Wednesday, April 29, 2009

Iris Browser / The Reason I Sold My iPhone

When I first started this post, nearly a month ago, I wrote that Iris browser from Torch Mobile still feels a bit like a beta product. But development of Iris is proceeding at such a pace that this is no longer the case. Iris has always felt like a solid browser, ever since I first started using it at version 1.0, unlike iPhone's Safari which regularly crashed on me. Version 1.0 was all of two months ago now and since then virtually all of the issues that have niggled at me have been addressed (the one major one remaining being copy and paste* within the browser).

Iris BrowserWhen you first start using Iris you may find that the specifics of the user interface odd and even annoying, as my first email to the ever responsive Iris feedback address attests. However after you've been using it for a while these unique traits start to make sense. Clicking and holding to activate a link really helps to avoid accidental clicks, the resulting animation on the link itself, which I can only describe as a visual "boing", serves as Iris's own haptic feedback and the animation on moving/opening/closing tabs serves to inform you about what's going on, and I am assured that pages load while this is going on. Another great feature of Iris is the little inset scrolling window, which not only serves to show you where you are on the page but is also a very quick way to scroll around the page. It's unbelievably quick.

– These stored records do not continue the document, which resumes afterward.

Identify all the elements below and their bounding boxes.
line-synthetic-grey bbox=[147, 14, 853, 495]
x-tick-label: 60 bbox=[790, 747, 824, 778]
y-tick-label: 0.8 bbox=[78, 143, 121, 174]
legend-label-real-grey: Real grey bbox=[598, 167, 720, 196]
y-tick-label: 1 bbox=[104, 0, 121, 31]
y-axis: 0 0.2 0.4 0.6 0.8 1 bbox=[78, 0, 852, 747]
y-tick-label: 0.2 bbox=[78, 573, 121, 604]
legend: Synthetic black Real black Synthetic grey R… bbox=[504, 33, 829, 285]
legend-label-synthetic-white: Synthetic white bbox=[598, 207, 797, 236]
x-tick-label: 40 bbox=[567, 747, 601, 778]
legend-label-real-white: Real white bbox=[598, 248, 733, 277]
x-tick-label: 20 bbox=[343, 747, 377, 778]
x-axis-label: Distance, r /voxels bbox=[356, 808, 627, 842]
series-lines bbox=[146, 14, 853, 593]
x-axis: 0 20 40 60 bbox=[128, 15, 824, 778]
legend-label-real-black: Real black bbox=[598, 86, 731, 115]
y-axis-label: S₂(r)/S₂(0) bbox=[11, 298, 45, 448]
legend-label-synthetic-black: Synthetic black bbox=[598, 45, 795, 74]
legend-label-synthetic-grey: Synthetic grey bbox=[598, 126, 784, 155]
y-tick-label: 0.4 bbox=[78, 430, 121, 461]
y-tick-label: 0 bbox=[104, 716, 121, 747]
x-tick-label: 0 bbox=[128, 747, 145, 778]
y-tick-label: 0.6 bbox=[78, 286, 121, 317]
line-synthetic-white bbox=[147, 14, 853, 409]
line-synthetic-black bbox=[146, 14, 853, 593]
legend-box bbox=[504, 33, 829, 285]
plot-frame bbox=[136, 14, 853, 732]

One of the best things about Iris is (was) that you get the iPhone gmail interface. Unfortuntely google, in their infinite wisdom, recently "improved" their User-Agent detection code which foobared Iris in that you no longer got the nice iPhone interface, but instead got the horrible (on such a large screen as the Touch HD) mobile interface. I noticed that this link from google calendar will still give you the iPhone interface (on any browser).

Having said all that, Iris isn't quite perfect. The click and hold isn't quite consistent, I think that some javascript actions happen immediately while others need the hold. Drop down lists appear so small as to be almost unusable, as previously mentioned there's no copy and paste within the browser and some of the user interface still isn't quite brilliant, see history and bookmarks and Opera does some stuff better, such as their auto-full screening and easy access tabs, back and home buttons.

A friend asked me to give a quick mention to W3's WCTMB test with its new canvas test, on which Iris scores 11 out of 16.

* You can actually copy a single word or whole link, and paste, by tapping and holding in the usual context menu way.

1 comment:

Kai Hendry said...

You failed to mention the test version and the UA string alongside the score...

I get 14/16 on revision 1.46 with version 1.1.7 of Iris on a HTC Tytyn II.